Taking a more defensive investment stance
With event risk increasing, Robeco’s Economic and Financial Markets Analysis team have shifted to a neutral stance on equities. Ronald Doeswijk, Senior Strategist, explains.
With event risk increasing, the room for positive earnings surprises becoming smaller and the time of year approaching that typically sees equities underperform, Robeco’s Economic and Financial Markets Analysis team have shifted to a more defensive investment stance. They have moved from being cautiously optimistic on equities to neutral.
This increased defensiveness has also impacted their regional and sector positioning. They now prefer the US to Europe (against a previously neutral position), and they have moved to a neutral view on emerging markets (which they previously favored). They no longer have a preference for cyclical sectors, either.
Event risk is key trigger for switch
What has triggered such a switch? First, increased event risk. Ronald Doeswijk, Senior Strategist with the team, points to rising yield spreads on bonds issued by Greece and Portugal. “The deficit and debt problems in Southern Europe have not been resolved in a structural way,” he says. “A possible downgrade of UK sovereign debt could further increase the uncertainty in financial markets.”
A second point is that the scope for unexpectedly strong macroeconomic or company earnings news is declining after a year of robust economic surprises. “It will become harder for both economic growth and company earnings to exceed consensus estimates,” notes Doeswijk.
Third, the period of the year that historically has resulted in low risk premia is approaching. “We believe there is truth in the adage “Sell in May”, which implies that equities perform better during the period November through April than from May through October,” says Doeswijk.
Equity rebound likely to fizzle out
In more general terms, after a 74% rally by equities (in euro terms) from the March 2009 bottom and a drop in the VIX index to around 15 (see chart), the Economic & Financial Markets Analysis team believe it is becoming more likely that the strong rebound in equity prices will flatten out. “We prefer to take a wait-and-see approach regarding the tackling of Southern Europe’s debt problems,” says Doeswijk.

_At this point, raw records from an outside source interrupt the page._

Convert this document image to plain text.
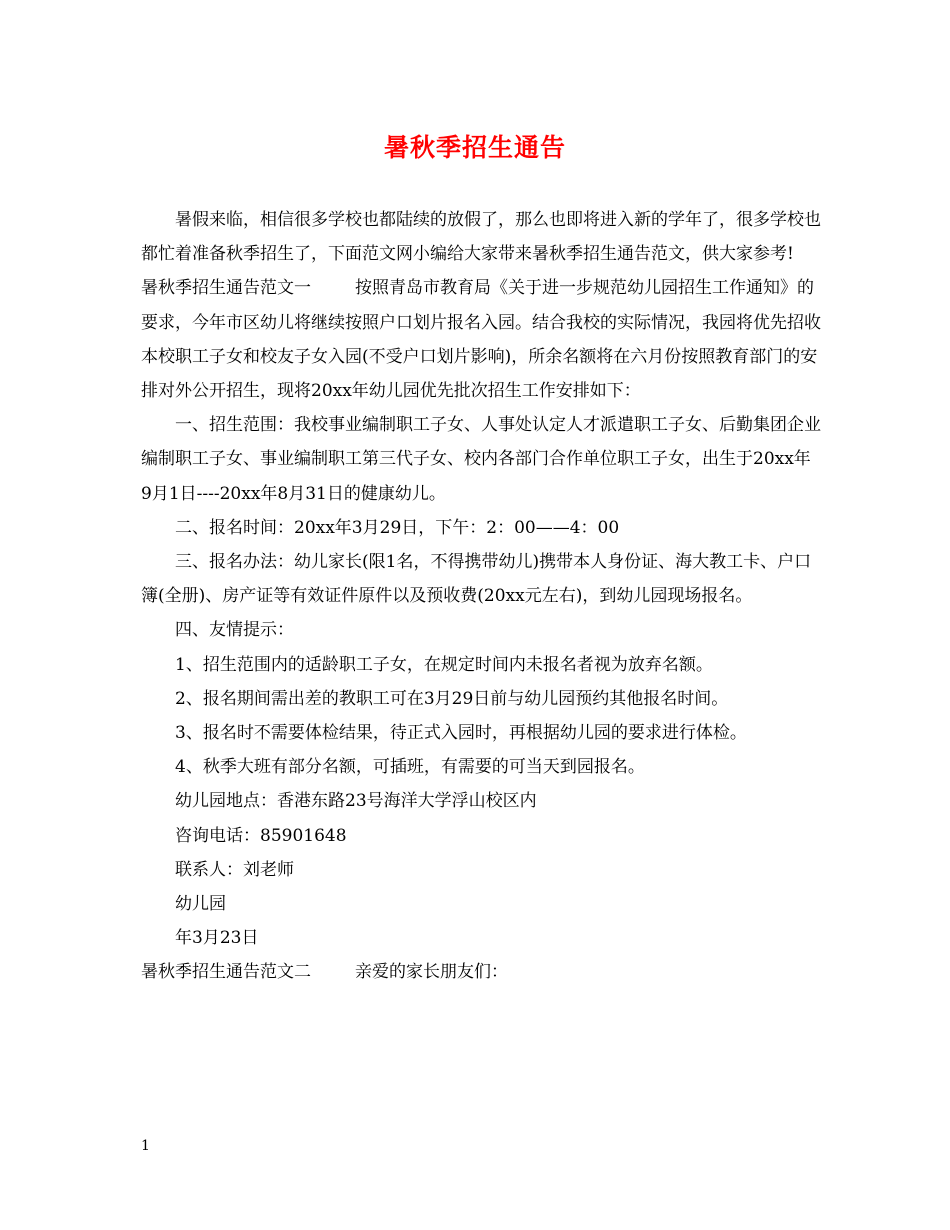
暑秋季招生通告

暑假来临，相信很多学校也都陆续的放假了，那么也即将进入新的学年了，很多学校也都忙着准备秋季招生了，下面范文网小编给大家带来暑秋季招生通告范文，供大家参考!

暑秋季招生通告范文一	按照青岛市教育局《关于进一步规范幼儿园招生工作通知》的要求，今年市区幼儿将继续按照户口划片报名入园。结合我校的实际情况，我园将优先招收本校职工子女和校友子女入园(不受户口划片影响)，所余名额将在六月份按照教育部门的安排对外公开招生，现将20xx年幼儿园优先批次招生工作安排如下：

一、招生范围：我校事业编制职工子女、人事处认定人才派遣职工子女、后勤集团企业编制职工子女、事业编制职工第三代子女、校内各部门合作单位职工子女，出生于20xx年9月1日----20xx年8月31日的健康幼儿。

二、报名时间：20xx年3月29日，下午：2：00——4：00

三、报名办法：幼儿家长(限1名，不得携带幼儿)携带本人身份证、海大教工卡、户口簿(全册)、房产证等有效证件原件以及预收费(20xx元左右)，到幼儿园现场报名。

四、友情提示：

1、招生范围内的适龄职工子女，在规定时间内未报名者视为放弃名额。

2、报名期间需出差的教职工可在3月29日前与幼儿园预约其他报名时间。

3、报名时不需要体检结果，待正式入园时，再根据幼儿园的要求进行体检。

4、秋季大班有部分名额，可插班，有需要的可当天到园报名。

幼儿园地点：香港东路23号海洋大学浮山校区内

咨询电话：85901648

联系人：刘老师

幼儿园

年3月23日

暑秋季招生通告范文二	亲爱的家长朋友们：

1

Reflecting these developments, the team have made a number of shifts in their view on financial markets. Most importantly, they have switched their positive view on equities to neutral. They have also made changes in their regional and sector views. On a regional basis, they now prefer North America to Europe. “Renewed debt fears will initially center in Southern Europe and the UK,” explains Doeswijk. “Thereby, the US dollar’s rally might have further to run.”
Emerging markets no longer favored
As part of the more defensive stance, the team no longer prefer emerging markets to the Pacific region: they are now neutral on both regions. Doeswijk notes that the relative performance of emerging markets has been roughly flat for over six months now.
The defensive stance has also resulted in shifts on the sector front. The team no longer prefer cyclical sectors to defensive ones. “Momentum is still very strong in most cyclical sectors, while defensive sectors have been lagging the market for more than a year. But this pattern might change now that economic surprises are becoming less likely,” says Doeswijk. In addition, sectors have shown a clear seasonal pattern in the past, parallel to the general stock market.
As a result, the team no longer favor energy and materials, and they are now neutral on both sectors. They have also softened their strongly negative view on telecom and utilities, though they are still slightly negative on these sectors. They have a similar take on financials. But the team remain positive on industrials and IT.